Last month, the Leukemia & Lymphoma Society, a blood-cancer charity, announced a $3.7 investment in closely held Celator Pharmaceuticals Inc., of Princeton, N.J. The charity will fund a midstage clinical trial on a drug to fight acute myeloid leukemia, a blood cancer that kills about 9,000 people a year in the U.S.
In December, an investment arm of the National Multiple Sclerosis Society paid $1 million in exchange for stock warrants in Apitope International NV, a closely held Belgian company. Apitope then sold the rights to its MS drug -- still in early laboratory testing -- to the German pharmaceutical giant Merck KGaA.
All told, about a dozen disease-based charities recently have started funding early-stage drug research at start-up companies -- usually in exchange for royalties or stock options. Most of the charities say they were inspired by the success of the Cystic Fibrosis Foundation in spurring numerous companies to work on potential treatments for the rare genetic disease that kills most patients before the age of 40.
"Academics are really not good at taking good understandings of the basic defect and translating it to new therapies," says Robert Beall, the Cystic Fibrosis Foundation's chief executive. "We had to get the drug companies to start to get involved with cystic fibrosis."
Since 1999, the foundation has paid for most of Vertex's research on cystic fibrosis. In exchange, the foundation will receive an unspecified percentage of Vertex's sales on cystic-fibrosis drugs. Joshua Boger, Vertex's chief executive, says the fibrosis foundation's partnership had turned his company -- whose main focus is a drug candidate to treat hepatitis C -- into advocates for curing the disease.
No drug has reached the market, but in a midstage clinical trial last year, a Vertex pill known as VX-770 improved lung function in a type of cystic fibrosis. Vertex says it plans to start a final-stage study this year that could lead to approval by the Food and Drug Administration. Another Vertex pill, aimed at about 60,000 fibrosis patients, is in earlier testing.
Such investments complicate the role of disease-focused charities. Normally, a patient-advocacy group might be expected to argue for lower prices for pharmaceuticals -- but a group with a royalty stake or equity in a drug maker has the opposite interest as well.
Disease-focused charities also often give recommendations to doctors, patients and the FDA. The fibrosis foundation runs a pharmacy network to dispense drugs, and accredits treatment centers. The impartiality of such activities might be questioned if a group had a stake in one of several competing drugs, says Dr. Kesselheim.
"Equity relationships can create substantial unconscious biases in the way that these foundations conduct their business that might lead them away from the ideal public-health strategies," he says.
"For example, a generic drug might be really useful for patients with MS, or epilepsy, and because the foundation has these sort of close ties with for-profit companies, then they might have subconscious biases against advocating for those sorts of outcomes that might lower costs."

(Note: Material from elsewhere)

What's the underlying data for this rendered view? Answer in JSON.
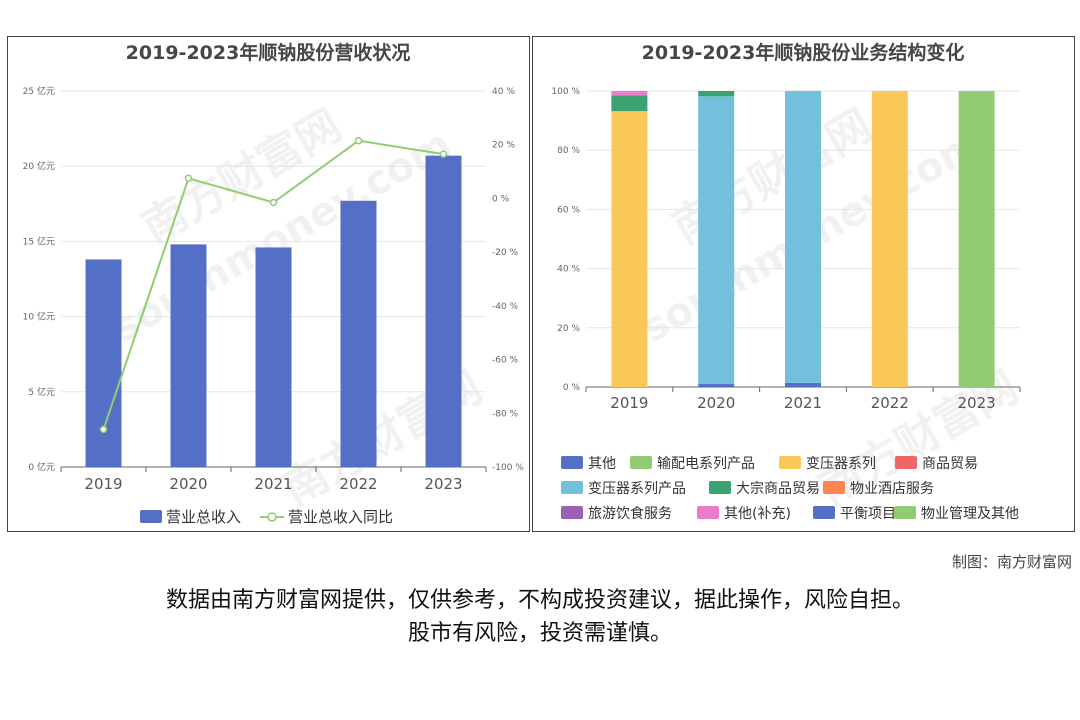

Several charities said they were sensitive to the issue. "I look forward to the day when there are so many things on the market that it becomes a big problem for us," said Timothy Coetzee, who runs the MS society's investment arm. "We talked about, 'How would we feel if we find a blockbuster drug, but it costs $100,000 for the treatment?'," he said. "That is a tricky situation."
Dr. Coetzee said the foundation would probably sell its stake to avoid a conflict of interest. "The financial types will go, 'Well, why are you sacrificing huge royalties?," he said, but "knowing my board, we would exit out so we could avoid that."
Dr. Beall said the fibrosis foundation has an unwritten policy to sell its stake in a drug as soon as it begins generating royalties, and has done this once already. "Our goal is to do anything that would minimize a conflict of interest and work to get these things off our books," he said. "I don't want to really hold the royalty rights to anything."